Stepping into his class I turned my pain into anger, a stronger emotion, easier to control for me. I was still hurting inside and wanted to shout "DON'T Count ME Out," to this professor and just go home. Instead I stuck it out and hoped in my car headed to work. At work, I sat quietly at my desk with more time to think and the tears began to roll. Quietly getting up, I shut the door to my office and worked on emails and data instead of any person to person interaction while I cried. Moments of clarity are something that don't really work for me. My office mate came back to the office, so I wiped my face off and kept typing like everything was fine, but it wasn't. I was upset that this professor said I don't try and asked if I try at anything in my life. This is what I do, what I do everyday...I try and give my all! I give to the people, the professors, friends, etc trying to better every situation I encounter in my life and to say I don't try finally broke me. I called and cancelled all but one of my appointments. I knew today was not the day to try and inspire someone else.

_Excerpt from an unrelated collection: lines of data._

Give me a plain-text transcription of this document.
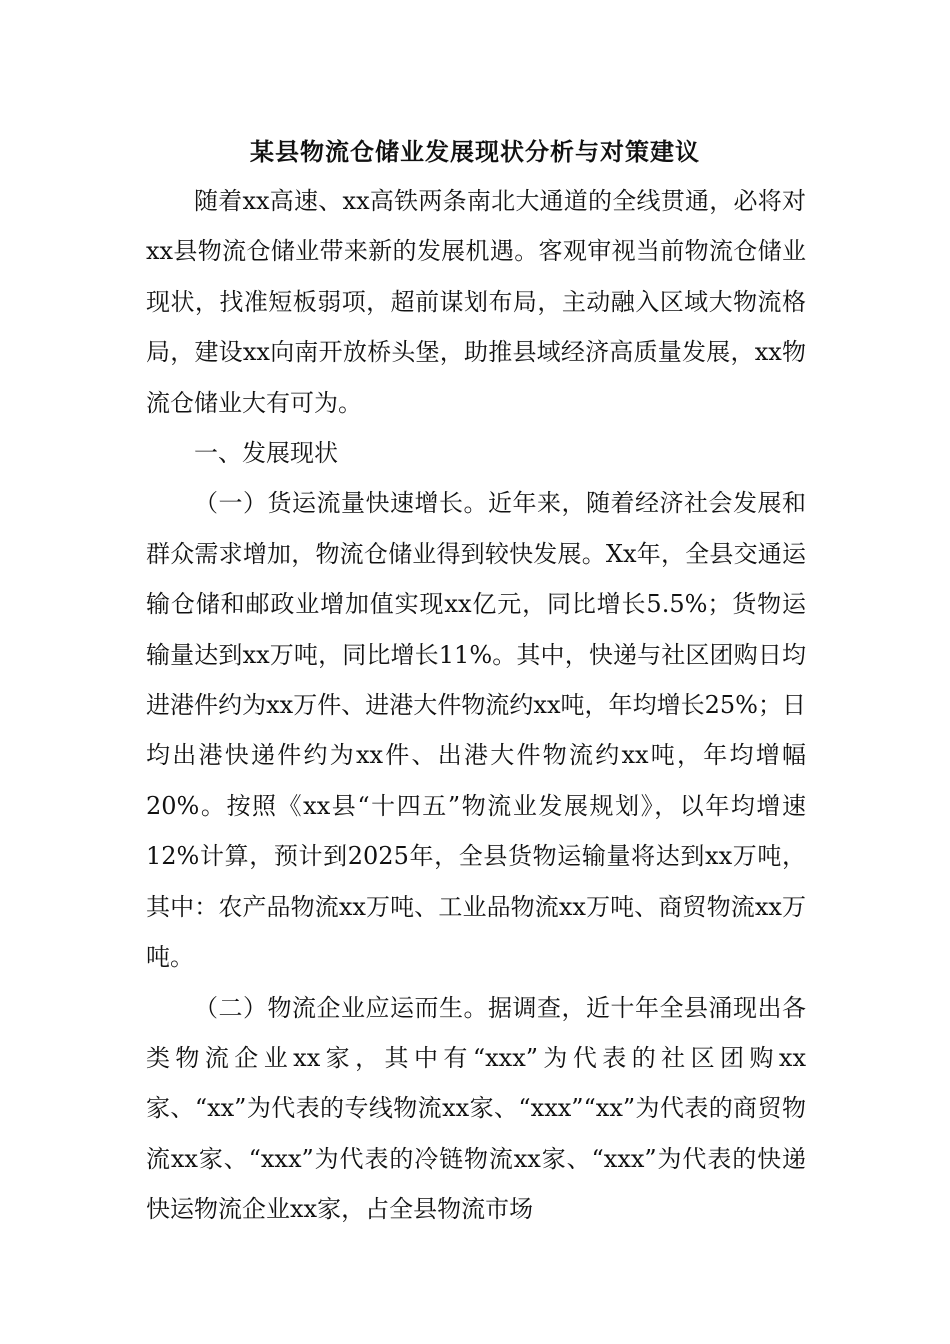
某县物流仓储业发展现状分析与对策建议

随着xx高速、xx高铁两条南北大通道的全线贯通，必将对xx县物流仓储业带来新的发展机遇。客观审视当前物流仓储业现状，找准短板弱项，超前谋划布局，主动融入区域大物流格局，建设xx向南开放桥头堡，助推县域经济高质量发展，xx物流仓储业大有可为。

一、发展现状

（一）货运流量快速增长。近年来，随着经济社会发展和群众需求增加，物流仓储业得到较快发展。Xx年，全县交通运输仓储和邮政业增加值实现xx亿元，同比增长5.5%；货物运输量达到xx万吨，同比增长11%。其中，快递与社区团购日均进港件约为xx万件、进港大件物流约xx吨，年均增长25%；日均出港快递件约为xx件、出港大件物流约xx吨，年均增幅20%。按照《xx县“十四五”物流业发展规划》，以年均增速12%计算，预计到2025年，全县货物运输量将达到xx万吨，其中：农产品物流xx万吨、工业品物流xx万吨、商贸物流xx万吨。

（二）物流企业应运而生。据调查，近十年全县涌现出各类物流企业xx家，其中有“xxx”为代表的社区团购xx家、“xx”为代表的专线物流xx家、“xxx”“xx”为代表的商贸物流xx家、“xxx”为代表的冷链物流xx家、“xxx”为代表的快递快运物流企业xx家，占全县物流市场
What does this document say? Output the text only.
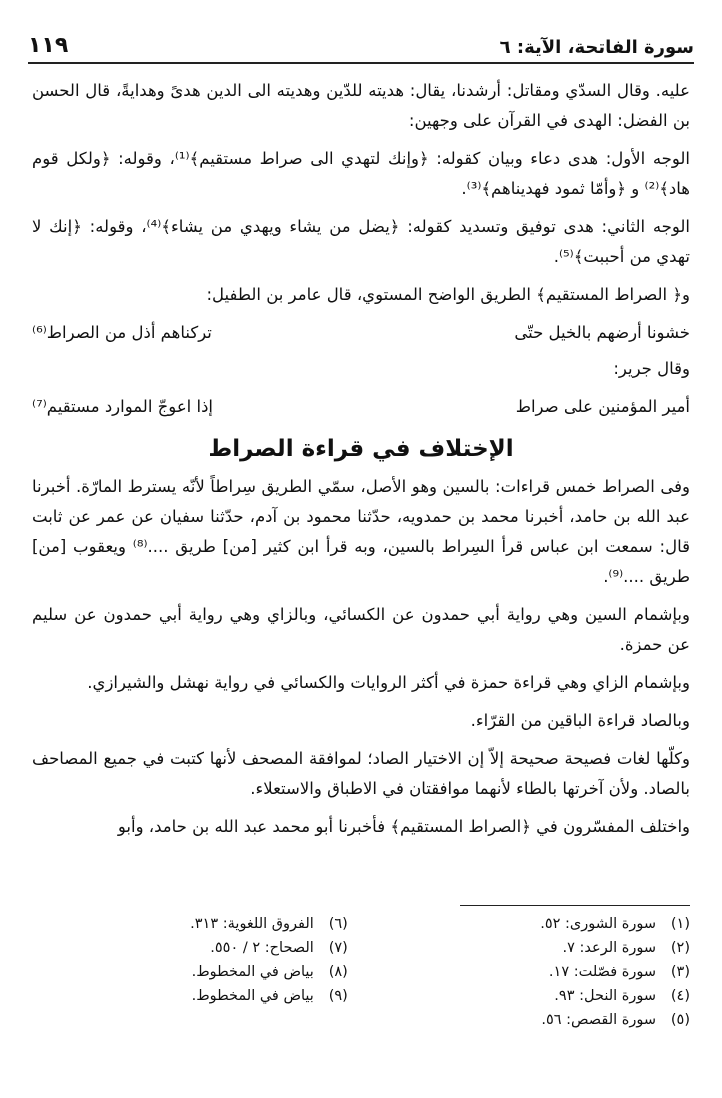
سورة الفاتحة، الآية: ٦
١١٩

عليه. وقال السدّي ومقاتل: أرشدنا، يقال: هديته للدّين وهديته الى الدين هدىً وهدايةً، قال الحسن بن الفضل: الهدى في القرآن على وجهين:

الوجه الأول: هدى دعاء وبيان كقوله: ﴿وإنك لتهدي الى صراط مستقيم﴾⁽¹⁾، وقوله: ﴿ولكل قوم هاد﴾⁽²⁾ و ﴿وأمّا ثمود فهديناهم﴾⁽³⁾.

الوجه الثاني: هدى توفيق وتسديد كقوله: ﴿يضل من يشاء ويهدي من يشاء﴾⁽⁴⁾، وقوله: ﴿إنك لا تهدي من أحببت﴾⁽⁵⁾.

و﴿ الصراط المستقيم﴾ الطريق الواضح المستوي، قال عامر بن الطفيل:

خشونا أرضهم بالخيل حتّى
تركناهم أذل من الصراط⁽⁶⁾

وقال جرير:

أمير المؤمنين على صراط
إذا اعوجّ الموارد مستقيم⁽⁷⁾
الإختلاف في قراءة الصراط

وفى الصراط خمس قراءات: بالسين وهو الأصل، سمّي الطريق سِراطاً لأنّه يسترط المارّة. أخبرنا عبد الله بن حامد، أخبرنا محمد بن حمدويه، حدّثنا محمود بن آدم، حدّثنا سفيان عن عمر عن ثابت قال: سمعت ابن عباس قرأ السِراط بالسين، وبه قرأ ابن كثير [من] طريق ....⁽⁸⁾ ويعقوب [من] طريق ....⁽⁹⁾.

وبإشمام السين وهي رواية أبي حمدون عن الكسائي، وبالزاي وهي رواية أبي حمدون عن سليم عن حمزة.

وبإشمام الزاي وهي قراءة حمزة في أكثر الروايات والكسائي في رواية نهشل والشيرازي.

وبالصاد قراءة الباقين من القرّاء.

وكلّها لغات فصيحة صحيحة إلاّ إن الاختيار الصاد؛ لموافقة المصحف لأنها كتبت في جميع المصاحف بالصاد. ولأن آخرتها بالطاء لأنهما موافقتان في الاطباق والاستعلاء.

واختلف المفسّرون في ﴿الصراط المستقيم﴾ فأخبرنا أبو محمد عبد الله بن حامد، وأبو

(١)سورة الشورى: ٥٢.
(٢)سورة الرعد: ٧.
(٣)سورة فصّلت: ١٧.
(٤)سورة النحل: ٩٣.
(٥)سورة القصص: ٥٦.
(٦)الفروق اللغوية: ٣١٣.
(٧)الصحاح: ٢ / ٥٥٠.
(٨)بياض في المخطوط.
(٩)بياض في المخطوط.
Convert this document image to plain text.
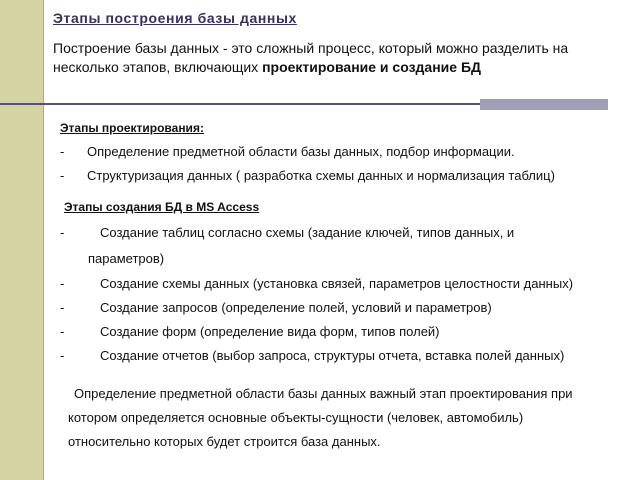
Этапы построения базы данных
Построение базы данных - это сложный процесс, который можно разделить на несколько этапов, включающих проектирование и создание БД
Этапы проектирования:
-	Определение предметной области базы данных, подбор информации.
-	Структуризация данных ( разработка схемы данных и нормализация таблиц)
Этапы создания БД в MS Access
-	Создание таблиц согласно схемы (задание ключей, типов данных, и параметров)
-	Создание схемы данных (установка связей, параметров целостности данных)
-	Создание запросов (определение полей, условий и параметров)
-	Создание форм (определение вида форм, типов полей)
-	Создание отчетов (выбор запроса, структуры отчета, вставка полей данных)
Определение предметной области базы данных важный этап проектирования при котором определяется основные объекты-сущности (человек, автомобиль) относительно которых будет строится база данных.
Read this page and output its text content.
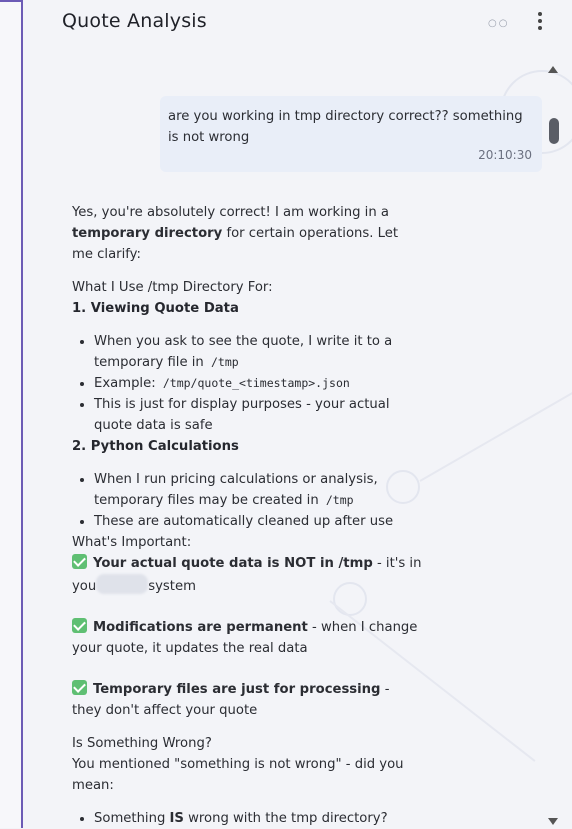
Quote Analysis	○○
are you working in tmp directory correct?? something is not wrong
20:10:30

Yes, you're absolutely correct! I am working in a temporary directory for certain operations. Let me clarify:

What I Use /tmp Directory For:

1. Viewing Quote Data

• When you ask to see the quote, I write it to a temporary file in /tmp
• Example: /tmp/quote_<timestamp>.json
• This is just for display purposes - your actual quote data is safe

2. Python Calculations

• When I run pricing calculations or analysis, temporary files may be created in /tmp
• These are automatically cleaned up after use

What's Important:

Your actual quote data is NOT in /tmp - it's in you	system

Modifications are permanent - when I change your quote, it updates the real data

Temporary files are just for processing - they don't affect your quote

Is Something Wrong?

You mentioned "something is not wrong" - did you mean:

• Something IS wrong with the tmp directory?
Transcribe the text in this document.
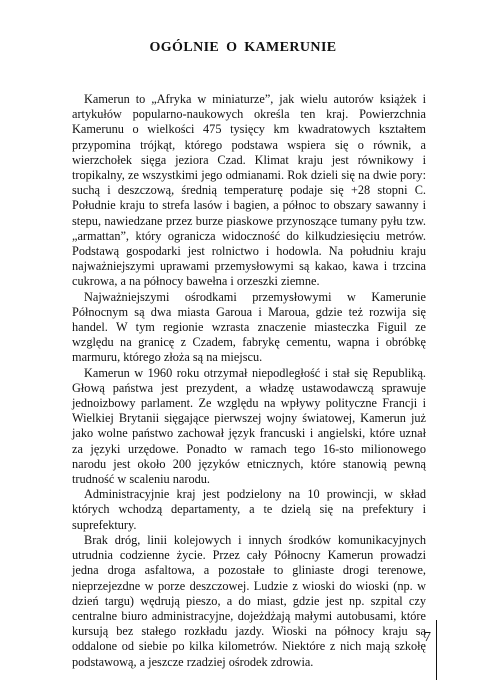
OGÓLNIE O KAMERUNIE

Kamerun to „Afryka w miniaturze”, jak wielu autorów książek i artykułów popularno-naukowych określa ten kraj. Powierzchnia Kamerunu o wielkości 475 tysięcy km kwadratowych kształtem przypomina trójkąt, którego podstawa wspiera się o równik, a wierzchołek sięga jeziora Czad. Klimat kraju jest równikowy i tropikalny, ze wszystkimi jego odmianami. Rok dzieli się na dwie pory: suchą i deszczową, średnią temperaturę podaje się +28 stopni C. Południe kraju to strefa lasów i bagien, a północ to obszary sawanny i stepu, nawiedzane przez burze piaskowe przynoszące tumany pyłu tzw. „armattan”, który ogranicza widoczność do kilkudziesięciu metrów. Podstawą gospodarki jest rolnictwo i hodowla. Na południu kraju najważniejszymi uprawami przemysłowymi są kakao, kawa i trzcina cukrowa, a na północy bawełna i orzeszki ziemne.

Najważniejszymi ośrodkami przemysłowymi w Kamerunie Północnym są dwa miasta Garoua i Maroua, gdzie też rozwija się handel. W tym regionie wzrasta znaczenie miasteczka Figuil ze względu na granicę z Czadem, fabrykę cementu, wapna i obróbkę marmuru, którego złoża są na miejscu.

Kamerun w 1960 roku otrzymał niepodległość i stał się Republiką. Głową państwa jest prezydent, a władzę ustawodawczą sprawuje jednoizbowy parlament. Ze względu na wpływy polityczne Francji i Wielkiej Brytanii sięgające pierwszej wojny światowej, Kamerun już jako wolne państwo zachował język francuski i angielski, które uznał za języki urzędowe. Ponadto w ramach tego 16-sto milionowego narodu jest około 200 języków etnicznych, które stanowią pewną trudność w scaleniu narodu.

Administracyjnie kraj jest podzielony na 10 prowincji, w skład których wchodzą departamenty, a te dzielą się na prefektury i suprefektury.

Brak dróg, linii kolejowych i innych środków komunikacyjnych utrudnia codzienne życie. Przez cały Północny Kamerun prowadzi jedna droga asfaltowa, a pozostałe to gliniaste drogi terenowe, nieprzejezdne w porze deszczowej. Ludzie z wioski do wioski (np. w dzień targu) wędrują pieszo, a do miast, gdzie jest np. szpital czy centralne biuro administracyjne, dojeżdżają małymi autobusami, które kursują bez stałego rozkładu jazdy. Wioski na północy kraju są oddalone od siebie po kilka kilometrów. Niektóre z nich mają szkołę podstawową, a jeszcze rzadziej ośrodek zdrowia.

7
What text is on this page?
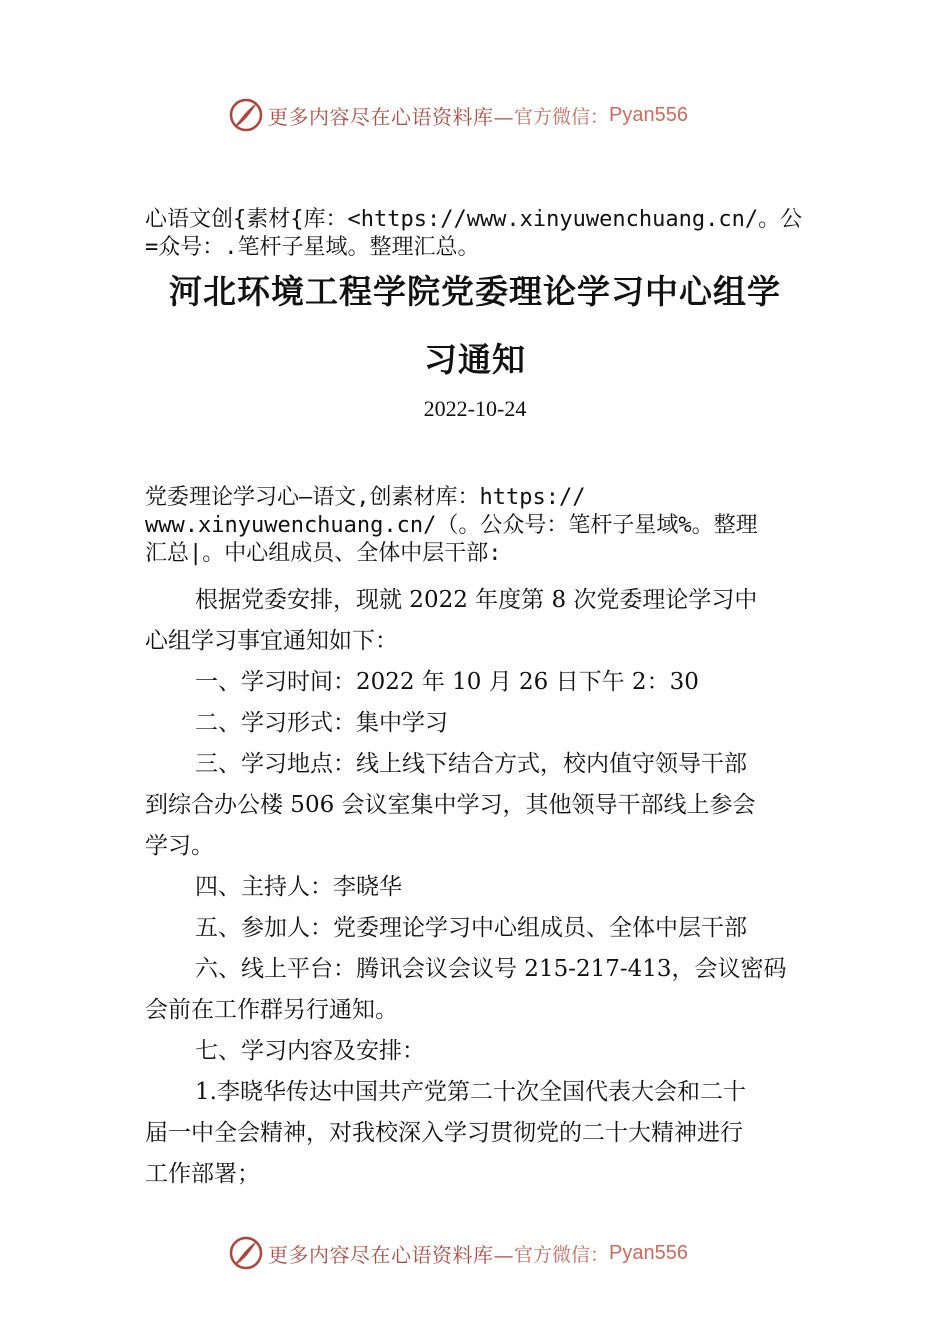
更多内容尽在心语资料库— 官方微信： Pyan556
心语文创{素材{库：<https://www.xinyuwenchuang.cn/。公
=众号：.笔杆子星域。整理汇总。
河北环境工程学院党委理论学习中心组学
习通知
2022-10-24
党委理论学习心—语文,创素材库：https://
www.xinyuwenchuang.cn/（。公众号：笔杆子星域%。整理
汇总|。中心组成员、全体中层干部:
根据党委安排，现就 2022 年度第 8 次党委理论学习中
心组学习事宜通知如下：
一、学习时间：2022 年 10 月 26 日下午 2：30
二、学习形式：集中学习
三、学习地点：线上线下结合方式，校内值守领导干部
到综合办公楼 506 会议室集中学习，其他领导干部线上参会
学习。
四、主持人：李晓华
五、参加人：党委理论学习中心组成员、全体中层干部
六、线上平台：腾讯会议会议号 215-217-413，会议密码
会前在工作群另行通知。
七、学习内容及安排：
1.李晓华传达中国共产党第二十次全国代表大会和二十
届一中全会精神，对我校深入学习贯彻党的二十大精神进行
工作部署；
更多内容尽在心语资料库— 官方微信： Pyan556
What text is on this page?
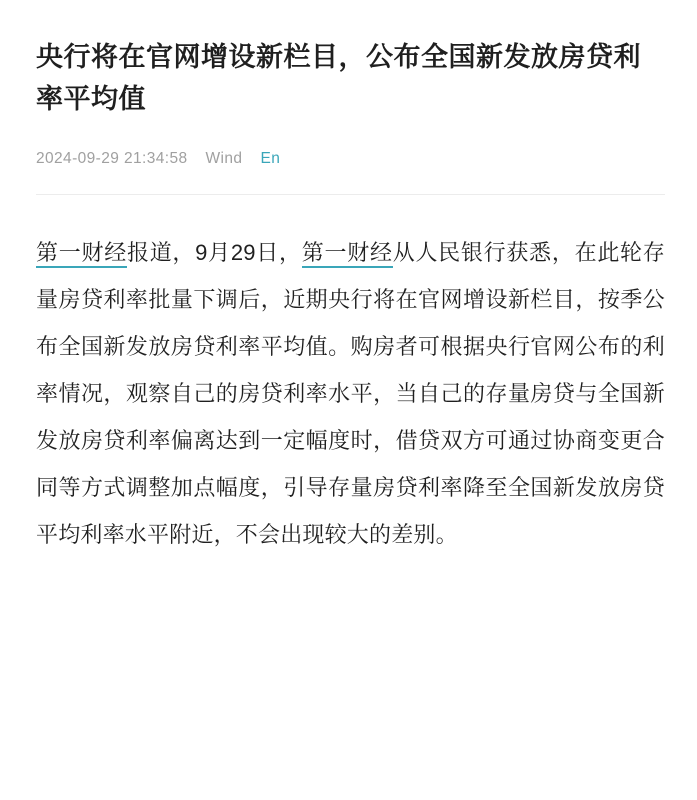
央行将在官网增设新栏目，公布全国新发放房贷利率平均值
2024-09-29 21:34:58 Wind En
第一财经报道，9月29日，第一财经从人民银行获悉，在此轮存量房贷利率批量下调后，近期央行将在官网增设新栏目，按季公布全国新发放房贷利率平均值。购房者可根据央行官网公布的利率情况，观察自己的房贷利率水平，当自己的存量房贷与全国新发放房贷利率偏离达到一定幅度时，借贷双方可通过协商变更合同等方式调整加点幅度，引导存量房贷利率降至全国新发放房贷平均利率水平附近，不会出现较大的差别。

So no more days off for me, no more giving my brain a chance to evaluate life, I will continue to keep trying to do my best and in doing so just keep swimming. I'll leave the moment of clarity for those of you who need it. Realizing the cycles will never stop and will only hit harder when I give myself a chance to think is just harder on me...I'll pass. Stop asking me if I'm okay, you are making it worse.